RBC Capital chief economist Su-Lin Ong said: “Petrol prices are particularly visible for consumers and will add to already rising inflationary expectations.”
AMP Capital chief economist Shane Oliver said: “The problem the central bank faces is the longer it (high inflation) goes on for, the harder it will be to get under control. The risk is it gets into expectations, and then leads to a wage-price spiral.”
Australian Logistics Council chief executive Brad Williams said higher global oil prices were having an impact on freight and logistics costs across the supply chain. Most businesses in his industry operated with low margins and had limited ability to absorb significant price increases.
“Unless market conditions change, it is likely these higher fuel prices will start to be reflected in the cost of transporting goods,” Mr Williams said.
Changes in international prices can take about two weeks to work their way through the supply chain in Australian cities, and longer in regional areas, according to the Australian Competition and Consumer Commission.
Ai Group chief executive Innes Willox said higher fuel costs had added to the cost pressures being experienced by large parts of the economy. Mr Willox said businesses operating in the mining, logistics, agriculture and construction sectors would be particularly affected.
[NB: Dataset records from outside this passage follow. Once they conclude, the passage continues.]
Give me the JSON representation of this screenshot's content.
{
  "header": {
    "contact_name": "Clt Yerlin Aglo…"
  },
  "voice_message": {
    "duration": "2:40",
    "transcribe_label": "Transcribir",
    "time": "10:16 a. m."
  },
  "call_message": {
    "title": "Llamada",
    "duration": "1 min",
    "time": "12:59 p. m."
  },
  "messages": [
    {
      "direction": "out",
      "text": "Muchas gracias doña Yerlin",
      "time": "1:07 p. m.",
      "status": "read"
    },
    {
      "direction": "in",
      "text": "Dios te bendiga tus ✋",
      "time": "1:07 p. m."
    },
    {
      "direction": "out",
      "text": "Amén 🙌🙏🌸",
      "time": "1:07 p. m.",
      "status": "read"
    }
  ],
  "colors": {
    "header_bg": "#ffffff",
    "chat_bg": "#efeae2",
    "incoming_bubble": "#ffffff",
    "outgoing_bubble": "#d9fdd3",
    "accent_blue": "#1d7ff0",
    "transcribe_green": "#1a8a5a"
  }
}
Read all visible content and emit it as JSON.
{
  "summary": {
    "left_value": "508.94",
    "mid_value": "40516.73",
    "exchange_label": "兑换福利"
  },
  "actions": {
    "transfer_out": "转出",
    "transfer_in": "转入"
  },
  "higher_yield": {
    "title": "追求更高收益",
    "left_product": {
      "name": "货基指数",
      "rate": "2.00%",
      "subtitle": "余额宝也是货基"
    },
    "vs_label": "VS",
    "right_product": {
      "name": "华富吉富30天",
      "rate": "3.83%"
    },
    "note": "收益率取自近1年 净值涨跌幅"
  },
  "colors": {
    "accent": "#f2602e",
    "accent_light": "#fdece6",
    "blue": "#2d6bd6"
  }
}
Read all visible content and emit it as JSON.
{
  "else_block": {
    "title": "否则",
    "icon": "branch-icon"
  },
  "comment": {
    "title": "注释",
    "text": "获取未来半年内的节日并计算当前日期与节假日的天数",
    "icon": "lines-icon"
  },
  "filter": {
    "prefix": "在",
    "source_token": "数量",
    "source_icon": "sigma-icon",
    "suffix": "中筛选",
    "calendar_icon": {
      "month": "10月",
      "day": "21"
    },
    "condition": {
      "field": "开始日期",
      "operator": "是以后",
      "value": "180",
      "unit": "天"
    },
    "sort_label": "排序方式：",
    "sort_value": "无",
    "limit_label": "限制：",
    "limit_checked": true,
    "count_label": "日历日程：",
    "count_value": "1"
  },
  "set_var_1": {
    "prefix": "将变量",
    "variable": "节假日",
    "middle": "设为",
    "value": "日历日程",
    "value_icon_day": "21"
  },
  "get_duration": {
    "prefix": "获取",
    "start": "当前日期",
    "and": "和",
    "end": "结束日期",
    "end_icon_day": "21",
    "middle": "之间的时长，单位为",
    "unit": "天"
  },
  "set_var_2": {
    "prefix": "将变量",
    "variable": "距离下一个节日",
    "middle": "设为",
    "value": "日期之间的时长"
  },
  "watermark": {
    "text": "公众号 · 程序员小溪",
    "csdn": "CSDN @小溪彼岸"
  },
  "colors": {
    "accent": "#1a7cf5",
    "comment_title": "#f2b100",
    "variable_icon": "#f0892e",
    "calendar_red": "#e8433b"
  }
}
South Australian Road Transport Association executive officer Steve Shearer said truckies faced a severe cash crunch as diesel costs ballooned. Mr Shearer, a 28-year industry veteran, said suppliers were already warning their customers that diesel petrol prices would be increasing by 20-40c a litre.
With trucks only getting about 1km for every litre of fuel, operators were facing major hits to their bottom line from a 2500km trip from Adelaide to Perth, Mr Shearer said.
“The trucking industry cannot absorb those increases,” he said. “Our very tight margins are already well and truly stretched because of the recent (fuel price) increases.”
A medium-sized business operating 30 trucks had already seen diesel prices jumping from $1.32 per litre in August, to $1.68 now, Mr Shearer said.
“The cost will have to be passed on, and we need everybody from the end customer to the companies to the prime contractors to be reasonable and just accept that reality and ensure people get paid adequately to cover the cost of that fuel increase,” he said.
“That way, at the end of the day, it gets spread out to a much smaller increase across the board, from Weet-Bix to caviar.”
Mr Dhar said that based on international developments, a litre of unleaded petrol would “definitely be north of two dollars” soon.
“We’re finally getting to the gritty end of all this now, talking about a potential embargo on Russian oil,” Mr Dhar said.
He said the oil price had quickly blown past overly conservative forecasts over the past two weeks and it was “plausible” that a barrel of Brent crude could reach $US150, based on a precedent of the previous peak of $US146 around 2007-08.
In Aussie dollar terms, that pointed to a price of more than $200 a barrel, which could push petrol towards $2.40 a litre.